Eileen M. Burd, Ph D, D(ABMM) is the Director of the Clinical Microbiology Laboratory at Emory University Hospital and Professor at Emory University School of Medicine with a primary appointment in the Department of Pathology and Laboratory Medicine and a secondary appointment in the Department of Medicine, Division of Infectious Diseases. She earned her doctoral degree from the Medical College of Wisconsin in Milwaukee and was the Division Head of Microbiology at Henry Ford Hospital in Detroit, Michigan prior to joining the faculty at Emory University in 2007.
Shawn R. Lockhart, Ph D, D(ABBM) FAAM is the Senior Clinical Laboratory Advisor in the Mycotic Diseases Branch at the Centers for Disease Control and Prevention. He earned his doctoral degree from the University of Kentucky and completed his clinical microbiology fellowship at the University of Iowa Hospitals and Clinics. He directs the CDC training course in mold identification.
Gary W. Procop, MD, MS is the CEO of the American Board of Pathology and Professor of Pathology at the Cleveland Clinic Lerner School of Medicine.
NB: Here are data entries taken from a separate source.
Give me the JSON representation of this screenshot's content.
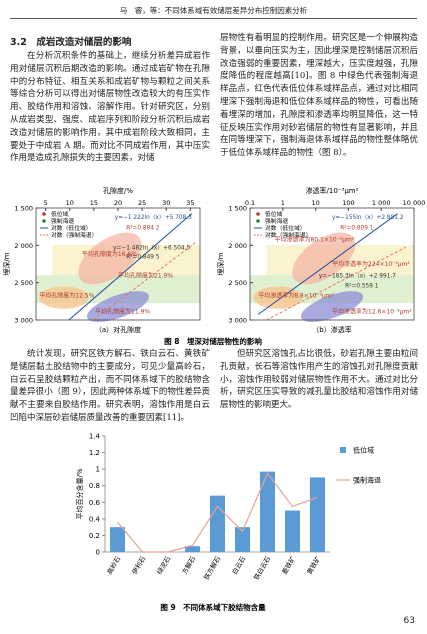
{
  "header": {
    "running_title": "马　睿，等：不同体系域有效储层差异分布控制因素分析",
    "page_number": "63"
  },
  "section": {
    "title": "3.2　成岩改造对储层的影响",
    "paragraphs": [
      "在分析沉积条件的基础上，继续分析差异成岩作用对储层沉积后期改造的影响。通过成岩矿物在孔隙中的分布特征、相互关系和成岩矿物与颗粒之间关系等综合分析可以得出对储层物性改造较大的有压实作用、胶结作用和溶蚀、溶解作用。针对研究区，分别从成岩类型、强度、成岩序列和阶段分析沉积后成岩改造对储层的影响作用，其中成岩阶段大致相同，主要处于中成岩 A 期。而对比不同成岩作用，其中压实作用是造成孔隙损失的主要因素，对储",
      "层物性有着明显的控制作用。研究区是一个伸展构造背景，以垂向压实为主，因此埋深是控制储层沉积后改造强弱的重要因素，埋深越大，压实度越强，孔隙度降低的程度越高[10]。图 8 中绿色代表强制海退样品点，红色代表低位体系域样品点，通过对比相同埋深下强制海退和低位体系域样品的物性，可看出随着埋深的增加，孔隙度和渗透率均明显降低，这一特征反映压实作用对砂岩储层的物性有显著影响，并且在同等埋深下，强制海退体系域样品的物性整体略优于低位体系域样品的物性（图 8）。",
      "统计发现，研究区铁方解石、铁白云石、黄铁矿是储层黏土胶结物中的主要成分，可见少量高岭石，白云石呈胶结颗粒产出，而不同体系域下的胶结物含量差异很小（图 9），因此两种体系域下的物性差异贡献不主要来自胶结作用。研究表明，溶蚀作用是白云凹陷中深层砂岩储层质量改善的重要因素[11]。",
      "但研究区溶蚀孔占比很低，砂岩孔隙主要由粒间孔贡献，长石等溶蚀作用产生的溶蚀孔对孔隙度贡献小，溶蚀作用较弱对储层物性作用不大。通过对比分析，研究区压实导致的减孔量比胶结和溶蚀作用对储层物性的影响更大。"
    ]
  },
  "figure8": {
    "caption": "图 8　埋深对储层物性的影响",
    "panels": [
      {
        "label": "（a）对孔隙度",
        "x_label": "孔隙度/%",
        "y_label": "埋深/m",
        "x_scale": "linear",
        "xlim": [
          3,
          37
        ],
        "ylim": [
          1500,
          3000
        ],
        "xticks": [
          5,
          10,
          15,
          20,
          25,
          30,
          35
        ],
        "yticks": [
          {
            "value": 1500,
            "label": "1 500"
          },
          {
            "value": 2000,
            "label": "2 000"
          },
          {
            "value": 2500,
            "label": "2 500"
          },
          {
            "value": 3000,
            "label": "3 000"
          }
        ],
        "legend": [
          "低位域",
          "强制海退",
          "对数（低位域）",
          "对数（强制海退）"
        ],
        "equations": [
          "y=−1 222ln（x）+5 708.3",
          "R²=0.884 2",
          "y=−1 482ln（x）+6 504.5",
          "R²=0.849 5"
        ],
        "annotations": [
          "平均孔隙度为16.6%",
          "平均孔隙度为21.9%",
          "平均孔隙度为12.5%",
          "平均孔隙度为11.9%"
        ]
      },
      {
        "label": "（b）渗透率",
        "x_label": "渗透率/10⁻³μm²",
        "y_label": "埋深/m",
        "x_scale": "log",
        "xlim": [
          0.1,
          10000
        ],
        "ylim": [
          1500,
          3000
        ],
        "xticks": [
          0.1,
          1,
          10,
          100,
          {
            "value": 1000,
            "label": "1 000"
          },
          {
            "value": 10000,
            "label": "10 000"
          }
        ],
        "yticks": [
          {
            "value": 1500,
            "label": "1 500"
          },
          {
            "value": 2000,
            "label": "2 000"
          },
          {
            "value": 2500,
            "label": "2 500"
          },
          {
            "value": 3000,
            "label": "3 000"
          }
        ],
        "legend": [
          "低位域",
          "强制海退",
          "对数（低位域）",
          "对数（强制海退）"
        ],
        "equations": [
          "y=−155ln（x）+2 881.2",
          "R²=0.809 1",
          "y=−185.3ln（x）+2 991.7",
          "R²=0.559 1"
        ],
        "annotations": [
          "平均渗透率为80.1×10⁻³μm²",
          "平均渗透率为224×10⁻³μm²",
          "平均渗透率为8.8×10⁻³μm²",
          "平均渗透率为12.6×10⁻³μm²"
        ]
      }
    ]
  },
  "chart_data": {
    "type": "bar",
    "caption": "图 9　不同体系域下胶结物含量",
    "y_label": "平均百分含量/%",
    "categories": [
      "高岭石",
      "伊利石",
      "绿泥石",
      "方解石",
      "铁方解石",
      "白云石",
      "铁白云石",
      "菱铁矿",
      "黄铁矿"
    ],
    "series": [
      {
        "name": "低位域",
        "type": "bar",
        "color": "#5b9bd5",
        "values": [
          0.3,
          0,
          0,
          0.07,
          0.68,
          0.3,
          0.97,
          0.5,
          0.9
        ]
      },
      {
        "name": "强制海退",
        "type": "line",
        "color": "#e6a29a",
        "values": [
          0.36,
          0,
          0,
          0.08,
          0.55,
          0.25,
          0.95,
          0.55,
          0.66
        ]
      }
    ],
    "ylim": [
      0,
      1.4
    ],
    "yticks": [
      0,
      0.2,
      0.4,
      0.6,
      0.8,
      1,
      1.2,
      1.4
    ],
    "legend": "right"
  }
}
He remains a Consulting Staff for the Institute of Pathology and Laboratory Medicine, where he served as Medical Director for the Mycology Laboratory for more than two decades. He earned his doctoral degree from the Marshall University School of Medicine. His residency in anatomic and clinical pathology was completed at Duke University and his medical microbiology fellowship at the Mayo Clinic.